ZenGum 06-21-2009 11:30 PM

Basically, cylindrical snowballs, right?

Wow. I love it when freaky stuff happens.

SPUCK 06-22-2009 05:01 AM

Those pictures are from a mile away and they're sixty five feet high. If you look closely you can see cows and sheep embedded in them.

xoxoxoBruce 06-22-2009 05:46 AM

Most of them are 18 inches to two feet in diameter.

spudcon 06-22-2009 06:03 AM

1 Attachment(s)
Those are small cows and sheep that I see embedded in them.

capnhowdy 06-22-2009 07:27 AM

Makes me want to be there instead of in this 100+ degree hell we're in down here. Looks refreshing.

classicman 06-22-2009 07:36 AM

Mother Nature is so amazing - Thanks Bruce, another great find.

Clodfobble 06-22-2009 08:03 AM

Katamari Damacy!

Shawnee123 06-22-2009 10:43 AM

Very cool. Reminds me of that rolled up hay or straw or whatever it is...when I worked at the produce farm in the market some guy asked me how much one of those rolls weighed. I'm like "how the hell should I know?" No, not really, I only thought that.

xoxoxoBruce 06-22-2009 11:20 AM

A 5 ft hay roll should weigh about 1,000 lbs. ;)

Shawnee123 06-22-2009 11:28 AM

Dang. Wish the Cellar had existed in 1981, or at the very least that I knew Bruce. ;)

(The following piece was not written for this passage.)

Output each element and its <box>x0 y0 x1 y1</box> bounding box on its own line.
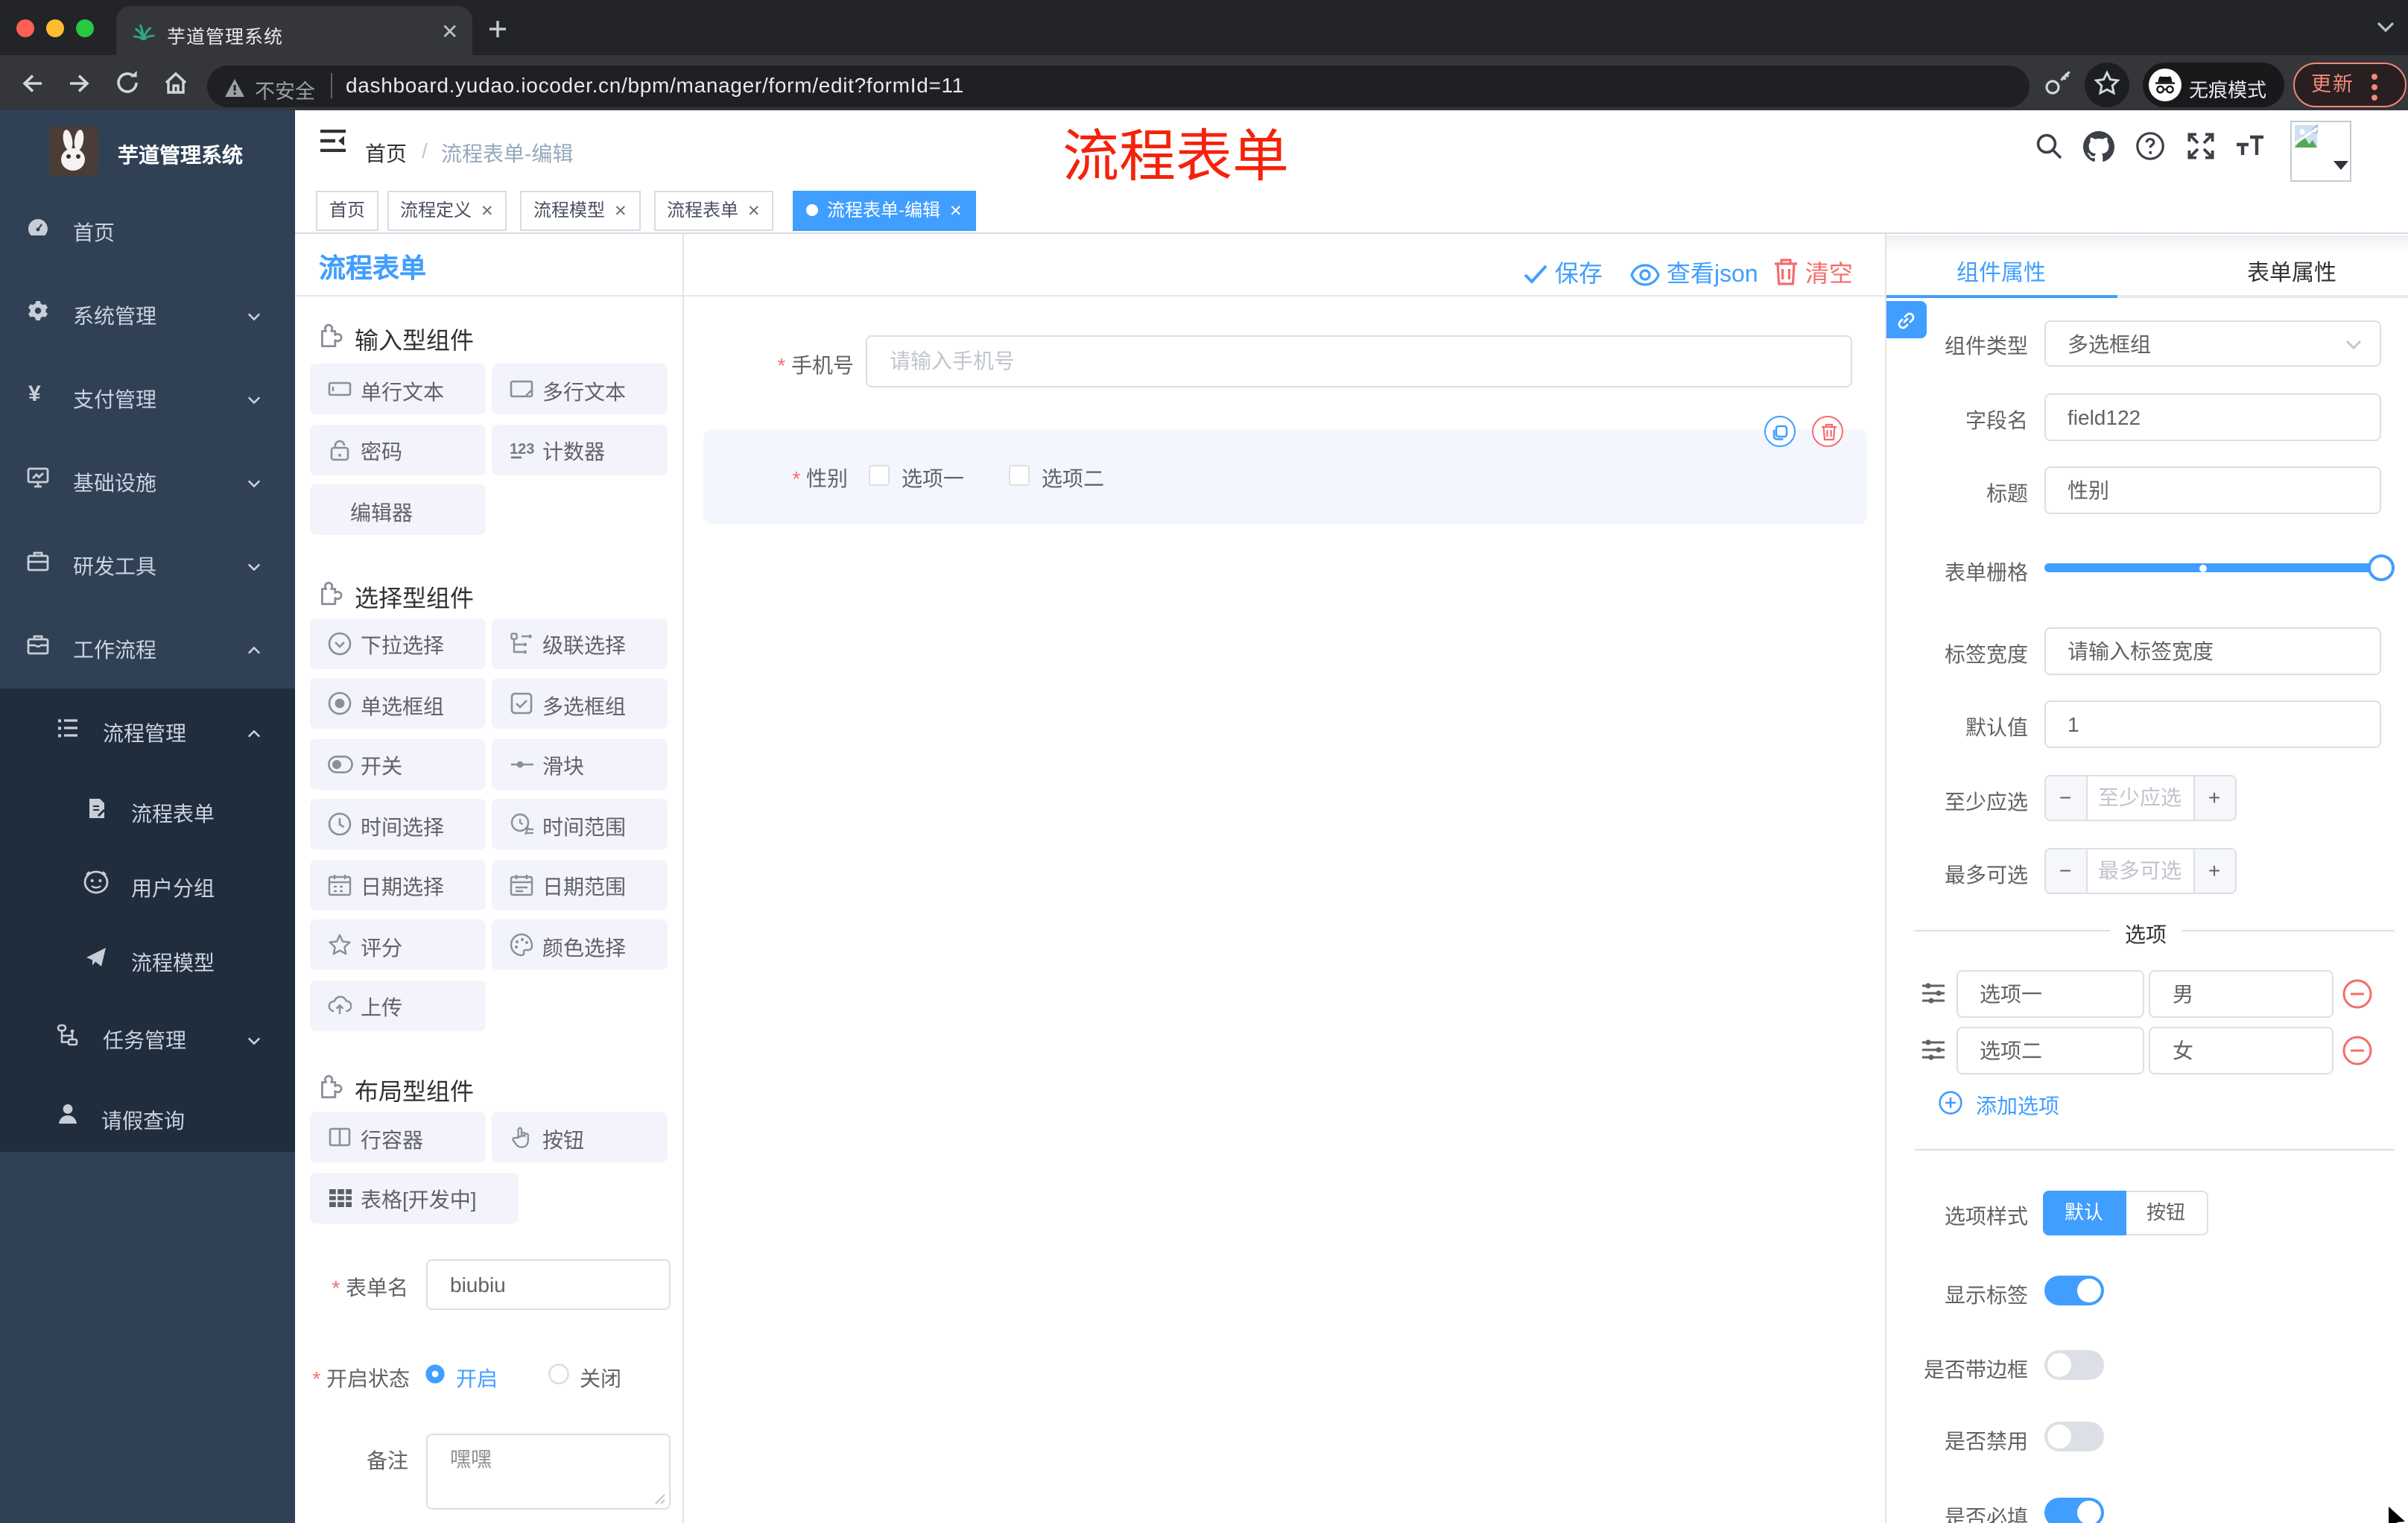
svg-text:123: 123 <box>510 440 534 457</box>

That's funny, though, I might have told the guy, these days "I don't know, I'll google it later."

Trilby 06-22-2009 12:33 PM

How come so many weird things happen in Idaho?

Hemingway, separatists, my own private...now this.

Makes you think.

dar512 06-22-2009 02:34 PM

Apologies to Bri and Hemingway, but snow rollers happen in lots of places.

Gravdigr 06-22-2009 03:25 PM

Here in KY, we don't roll our snow. We roll our dope, though, we've been known to do that on occasion. Our snow, now, we line that up in big fat slobberknockers on a large mirr---oh, wait, wait, nevermind.:headshake

capnhowdy 06-22-2009 05:49 PM

I wish we could get enough snow to roll down here. It's once in a blue moon.